The costs of translation are negligible in the case of the PS3 or a LCD compared to the total costs of production, R & D etc.
Additionally did the EU lowered the distribution costs a lot. So there remains marketing as main inflater. Yet I doubt they invest so much in marketing that you could legitimate a 60% higher price.
As for taxes not being included in the US price, most US states "require" that you pay tax on items that you've ordered online. My local sales tax is 9%, which would bring the $599 PS3 price up to $652.91.
You still pay more, I'll admit, and what's more, the taxes (on the online orders) are more of an "honor system" than anything, so I don't know anyone who pays them.
[edit] If you buy locally, you have to pay the tax.
Edited 2007-04-27 15:25
Almost a year ago now I bought a 19" wide screen lcd from viewsonic and im still impressed every time I look at it, the brightness is phenomenal, the quality is just unmatched for the price. In fact a couple people who just came over to surf around on this computer ended up buying the monitor a couple days after. I don't ever see it advertised around, the side by side I got at officemax with the likes of Sony, Princeton, Samsung in the mix and this is the one I saw first. Better than the rest, and hundreds of dollars less... I'll take it!
Buyer beware
In the disclosure at bottom, I see dead pixels are now called Bright or Dark Dots in refurbish speak. Huh?
http://www.geeks.com/details.asp?invtid=VS11446-R&cpc=SCH
I had the misfortune to pay full price for another LCD model at another well known online site T.D. and it had 12 dead pixels defects. It took 2mths to get a replacement.
I suspect refurbished in LCD panel speak only means it has higher threshold of dead pixels but less than worst allowed. Can't see much other reason for LCDs to be reburbished.
Brian
And that is supposed to be high resolution? it doesent cut it. My 15" laptop has 1400x1050, and i could easily use higher resolution, my brothers laptop is 14.1", and it too runs 1400x1050, now THATS the perfect resolution.
though im gonna go with a samsung 30" with 2560x1600, it has the resolution i need, allthough the DPI isnt as high as some might want, i think its okay cause its so big it needs to be further away.

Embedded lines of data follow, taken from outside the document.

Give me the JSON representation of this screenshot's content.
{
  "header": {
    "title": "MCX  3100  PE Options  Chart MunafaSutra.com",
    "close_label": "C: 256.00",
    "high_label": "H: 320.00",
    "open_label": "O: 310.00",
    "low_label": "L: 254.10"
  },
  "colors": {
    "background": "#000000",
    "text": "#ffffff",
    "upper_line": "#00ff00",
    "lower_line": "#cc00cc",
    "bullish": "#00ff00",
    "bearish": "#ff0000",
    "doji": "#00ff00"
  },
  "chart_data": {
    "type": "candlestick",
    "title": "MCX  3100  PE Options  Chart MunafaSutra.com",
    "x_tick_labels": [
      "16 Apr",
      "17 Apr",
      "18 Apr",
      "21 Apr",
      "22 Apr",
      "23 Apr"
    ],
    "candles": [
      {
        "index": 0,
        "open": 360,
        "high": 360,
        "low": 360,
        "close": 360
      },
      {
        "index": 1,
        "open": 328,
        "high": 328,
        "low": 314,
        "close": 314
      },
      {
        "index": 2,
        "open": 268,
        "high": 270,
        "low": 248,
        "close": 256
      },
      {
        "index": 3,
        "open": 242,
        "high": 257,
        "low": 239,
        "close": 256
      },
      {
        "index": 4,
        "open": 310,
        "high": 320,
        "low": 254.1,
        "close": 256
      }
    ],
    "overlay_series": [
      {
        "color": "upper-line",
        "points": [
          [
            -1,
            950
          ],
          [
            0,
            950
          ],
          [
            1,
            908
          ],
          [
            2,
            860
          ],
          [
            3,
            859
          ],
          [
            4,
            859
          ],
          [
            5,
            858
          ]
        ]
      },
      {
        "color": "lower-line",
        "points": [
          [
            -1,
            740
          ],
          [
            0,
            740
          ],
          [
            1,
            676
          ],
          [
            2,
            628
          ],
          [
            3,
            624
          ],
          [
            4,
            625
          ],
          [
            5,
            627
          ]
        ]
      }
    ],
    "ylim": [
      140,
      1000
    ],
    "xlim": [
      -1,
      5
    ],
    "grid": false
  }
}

>it could atleast have covered the panel type used and >compared it to say a new TN-panel of whatever brand
Sorry, but you ask for too much. The panel was not sent to me from ViewSonic, but from a retailer. I have no way or knowing what kind of panel that is, neither I can't compare it to another TN-whatever-the-hell that is panel because, well, I don't have access to that stuff.
My review was a user's review. While I do have an extensive lab, most of the hardware comes from retailers, not from the manufacturers (unlike sites like Engadget and Gizmodo). And therefore, I have limited contacts towards more internal specs.







). I think this is the LCD I recommended to someone. I'll be visiting them soon so I'm looking forward to trying it out. It'll probably blow my 19" monitor away.